Iain Paterson in the title role is a domineering, swaggering presence, who conveys the nihilism inherent in Norris’ concept with panache and total commitment. A suave singer capable of switching effortlessly between honeyed legato and raucous bravado, his Giovanni is a tour de force. Although a little more vocal heft in the final confrontation with the Commendatore would not have gone amiss, this was as close to a faultless performance as it gets. He is aided and abetted by the fruity-voiced Darren Jeffrey as his put-upon manservant. Jeffrey offers a conventionally sleazy Leporello. However, in keeping with the mores of the time, he aspires to join the ranks of the paparazzi, and we first see him snapping away during his master’s assault on Donna Anna. The reason becomes apparent later during the Catalogue Aria when, in the evening’s funniest moment, he opens his bag and brings out not a book, but a slide projector. The aria is then sung to the accompaniment of a Powerpoint presentation of the statistics relating to Don Giovanni’s conquests, together with a selection of the photographs taken by Leporello of the women concerned.
Katherine Broderick has a bright and substantial soprano with a hint of steel in it. However, Donna Anna has to negotiate some demanding music, and Ms. Broderick, at times, sounded a little over-parted. By the end of “Or sai chi l’onore” she seemed to be flagging audibly, and the coloratura of “Non mi dir” was on the unwieldy side, with some high notes launched more with optimism than expectation. Nevertheless, it is an impressive sound, and these problems will hopefully improve as the run of performances unfolds.
Sarah Redgwick is a very fine Donna Elvira indeed. Not shy of going mano a mano with the Don when it comes to physical violence, she is far more of a handful for him than usual. Vocally outstanding, Ms. Redgwick was as at home in the faux-Handelian fire of “Ah, fuggi il traditor” as in the pathos of “Mi tradì”. She has a good sized lyric soprano, even from top to bottom, that responds easily to everything she asks of it. She is also an excellent comic actress.

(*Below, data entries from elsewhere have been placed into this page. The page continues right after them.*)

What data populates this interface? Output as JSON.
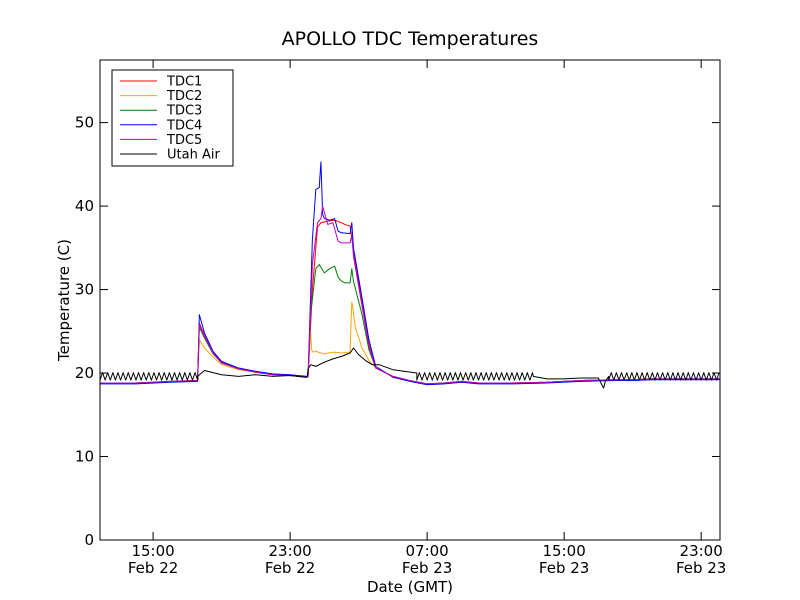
{
  "chart_data": {
    "type": "line",
    "title": "APOLLO TDC Temperatures",
    "xlabel": "Date (GMT)",
    "ylabel": "Temperature (C)",
    "x_units": "hours since Feb 22 00:00 GMT",
    "xlim": [
      11.9,
      48.1
    ],
    "ylim": [
      0,
      57.5
    ],
    "yticks": [
      0,
      10,
      20,
      30,
      40,
      50
    ],
    "xticks": [
      {
        "value": 15,
        "time": "15:00",
        "date": "Feb 22"
      },
      {
        "value": 23,
        "time": "23:00",
        "date": "Feb 22"
      },
      {
        "value": 31,
        "time": "07:00",
        "date": "Feb 23"
      },
      {
        "value": 39,
        "time": "15:00",
        "date": "Feb 23"
      },
      {
        "value": 47,
        "time": "23:00",
        "date": "Feb 23"
      }
    ],
    "grid": false,
    "legend_position": "top-left",
    "series": [
      {
        "name": "TDC1",
        "color": "#ff0000",
        "x": [
          11.9,
          14.0,
          16.0,
          17.6,
          17.7,
          18.0,
          18.5,
          19.0,
          20.0,
          21.0,
          22.0,
          23.0,
          24.0,
          24.05,
          24.3,
          24.6,
          24.8,
          25.2,
          25.6,
          26.0,
          26.2,
          26.5,
          26.6,
          26.7,
          27.2,
          27.6,
          28.0,
          29.0,
          30.0,
          31.0,
          32.0,
          33.0,
          34.0,
          36.0,
          38.0,
          40.0,
          42.0,
          43.0,
          44.0,
          46.0,
          48.1
        ],
        "y": [
          18.8,
          18.8,
          19.0,
          19.1,
          26.0,
          24.5,
          22.5,
          21.3,
          20.5,
          20.1,
          19.8,
          19.7,
          19.5,
          19.6,
          30.0,
          37.5,
          38.0,
          38.2,
          38.3,
          38.0,
          37.8,
          37.6,
          36.4,
          34.5,
          28.5,
          23.5,
          20.6,
          19.6,
          19.1,
          18.7,
          18.8,
          19.0,
          18.8,
          18.8,
          18.9,
          19.1,
          19.2,
          19.2,
          19.3,
          19.3,
          19.3
        ]
      },
      {
        "name": "TDC2",
        "color": "#ffa500",
        "x": [
          11.9,
          14.0,
          16.0,
          17.6,
          17.7,
          18.0,
          18.5,
          19.0,
          20.0,
          21.0,
          22.0,
          23.0,
          24.0,
          24.05,
          24.1,
          24.2,
          24.25,
          24.35,
          24.5,
          25.0,
          25.5,
          26.0,
          26.5,
          26.6,
          26.65,
          26.8,
          27.2,
          27.6,
          28.0,
          29.0,
          30.0,
          31.0,
          32.0,
          33.0,
          34.0,
          36.0,
          38.0,
          40.0,
          42.0,
          43.0,
          44.0,
          46.0,
          48.1
        ],
        "y": [
          18.8,
          18.8,
          19.0,
          19.1,
          24.0,
          23.0,
          21.9,
          21.0,
          20.4,
          20.1,
          19.8,
          19.7,
          19.5,
          19.6,
          23.0,
          25.0,
          22.8,
          22.5,
          22.6,
          22.3,
          22.5,
          22.4,
          22.5,
          28.5,
          28.0,
          25.5,
          23.0,
          21.5,
          20.6,
          19.6,
          19.1,
          18.7,
          18.8,
          19.0,
          18.8,
          18.8,
          18.9,
          19.1,
          19.2,
          19.2,
          19.3,
          19.3,
          19.3
        ]
      },
      {
        "name": "TDC3",
        "color": "#008000",
        "x": [
          11.9,
          14.0,
          16.0,
          17.6,
          17.7,
          18.0,
          18.5,
          19.0,
          20.0,
          21.0,
          22.0,
          23.0,
          24.0,
          24.05,
          24.2,
          24.5,
          24.7,
          25.0,
          25.3,
          25.6,
          25.8,
          26.0,
          26.2,
          26.5,
          26.6,
          26.7,
          27.2,
          27.6,
          28.0,
          29.0,
          30.0,
          31.0,
          32.0,
          33.0,
          34.0,
          36.0,
          38.0,
          40.0,
          42.0,
          43.0,
          44.0,
          46.0,
          48.1
        ],
        "y": [
          18.8,
          18.8,
          19.0,
          19.1,
          25.5,
          24.2,
          22.3,
          21.2,
          20.5,
          20.1,
          19.8,
          19.7,
          19.5,
          19.6,
          27.0,
          32.5,
          33.0,
          32.0,
          32.5,
          32.8,
          31.5,
          31.0,
          30.8,
          30.8,
          32.5,
          31.0,
          27.0,
          22.8,
          20.6,
          19.6,
          19.1,
          18.7,
          18.8,
          19.0,
          18.8,
          18.8,
          18.9,
          19.1,
          19.2,
          19.2,
          19.3,
          19.3,
          19.3
        ]
      },
      {
        "name": "TDC4",
        "color": "#0000ff",
        "x": [
          11.9,
          14.0,
          16.0,
          17.6,
          17.7,
          18.0,
          18.5,
          19.0,
          20.0,
          21.0,
          22.0,
          23.0,
          24.0,
          24.05,
          24.3,
          24.5,
          24.7,
          24.8,
          24.9,
          25.0,
          25.3,
          25.6,
          25.8,
          26.0,
          26.5,
          26.6,
          26.7,
          27.2,
          27.6,
          28.0,
          29.0,
          30.0,
          31.0,
          32.0,
          33.0,
          34.0,
          36.0,
          38.0,
          40.0,
          42.0,
          43.0,
          44.0,
          46.0,
          48.1
        ],
        "y": [
          18.7,
          18.7,
          18.9,
          19.0,
          27.0,
          24.8,
          22.6,
          21.4,
          20.6,
          20.2,
          19.9,
          19.8,
          19.6,
          19.7,
          36.0,
          42.0,
          42.2,
          45.3,
          39.0,
          38.5,
          38.3,
          38.5,
          37.0,
          36.8,
          36.7,
          38.0,
          35.0,
          29.0,
          24.0,
          20.8,
          19.5,
          19.0,
          18.6,
          18.7,
          18.9,
          18.7,
          18.7,
          18.8,
          19.0,
          19.1,
          19.1,
          19.2,
          19.2,
          19.2
        ]
      },
      {
        "name": "TDC5",
        "color": "#bf00bf",
        "x": [
          11.9,
          14.0,
          16.0,
          17.6,
          17.7,
          18.0,
          18.5,
          19.0,
          20.0,
          21.0,
          22.0,
          23.0,
          24.0,
          24.05,
          24.3,
          24.6,
          24.8,
          24.9,
          25.2,
          25.5,
          25.8,
          26.0,
          26.5,
          26.6,
          26.7,
          27.2,
          27.6,
          28.0,
          29.0,
          30.0,
          31.0,
          32.0,
          33.0,
          34.0,
          36.0,
          38.0,
          40.0,
          42.0,
          43.0,
          44.0,
          46.0,
          48.1
        ],
        "y": [
          18.8,
          18.8,
          19.0,
          19.1,
          25.8,
          24.4,
          22.4,
          21.2,
          20.5,
          20.1,
          19.8,
          19.7,
          19.5,
          19.6,
          33.0,
          38.0,
          38.5,
          40.0,
          37.8,
          38.0,
          35.8,
          35.6,
          35.6,
          36.5,
          34.0,
          28.0,
          23.2,
          20.6,
          19.6,
          19.1,
          18.7,
          18.8,
          19.0,
          18.8,
          18.8,
          18.9,
          19.1,
          19.2,
          19.2,
          19.3,
          19.3,
          19.3
        ]
      },
      {
        "name": "Utah Air",
        "color": "#000000",
        "oscillate": [
          [
            11.9,
            17.6
          ],
          [
            30.4,
            37.2
          ],
          [
            41.6,
            48.1
          ]
        ],
        "osc_amp": 0.45,
        "osc_period": 0.3,
        "osc_base": 19.6,
        "x": [
          17.6,
          18.0,
          19.0,
          20.0,
          21.0,
          22.0,
          23.0,
          23.9,
          24.0,
          24.05,
          24.2,
          24.5,
          25.0,
          25.5,
          26.0,
          26.5,
          26.7,
          27.0,
          27.4,
          27.8,
          28.2,
          29.0,
          30.4,
          37.2,
          38.0,
          39.0,
          40.0,
          41.0,
          41.3,
          41.4,
          41.6
        ],
        "y": [
          19.6,
          20.3,
          19.8,
          19.6,
          19.8,
          19.6,
          19.7,
          19.5,
          19.6,
          20.5,
          21.0,
          20.8,
          21.3,
          21.7,
          22.0,
          22.4,
          23.0,
          22.2,
          21.5,
          21.0,
          21.0,
          20.4,
          20.0,
          19.6,
          19.3,
          19.3,
          19.4,
          19.4,
          18.2,
          19.0,
          19.6
        ]
      }
    ]
  }
}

John Molloy is a solid Masetto with more voice than one often hears in this role. It is not difficult to imagine him as a future Giovanni. He is partnered by Sarah Tynan as a sexy and sparky Zerlina. Ms. Tynan showed once again what a delightfully watchable performer she is. Her two arias were ravishingly sung.
It is very easy for Don Ottavio to come across as a henpecked wimp, probably because that is exactly what he is. Nevertheless, despite being undermined by the aforementioned removal of his footwear at a moment when a more macho gesture might have been expected, Ben Johnson manages to mine a heroic quality from the character. His voice appears to be getting bigger, and there was plenty of vibrant tone on display. Yet it was the refinement of his melting “Dalla sua pace” that made depriving him of his Act II aria seem all the more egregious.

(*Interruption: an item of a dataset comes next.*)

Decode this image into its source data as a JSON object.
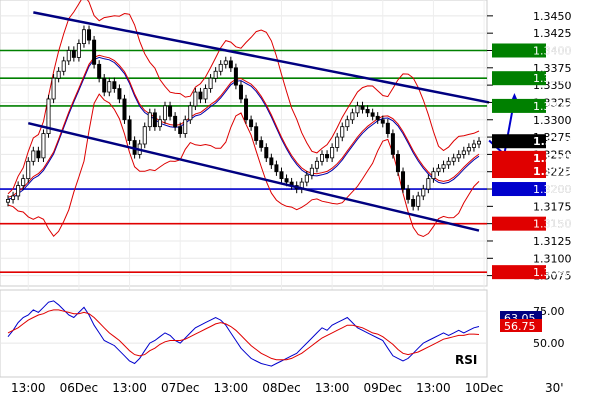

As the Commendatore, Matthew Best, notwithstanding the black bin liner, was a dignified and imposing corpse. There was something especially horrific about the way in which he died sitting upright on a bench. He stalked Giovanni like Banquo’s ghost and unleashed some truly terrifying sounds as he gatecrashed his victim’s final meal.
Far from disliking this Don Giovanni, I found it highly compelling, both dramatically and musically. It is undeniably challenging, but I see no reason for the offence that it appears to have caused to some last time it was seen. I understand that some of the more controversial elements of the original production have been either toned down or removed entirely for this revival. I’ve an awful feeling that I’d have liked it even more had they been left as they were.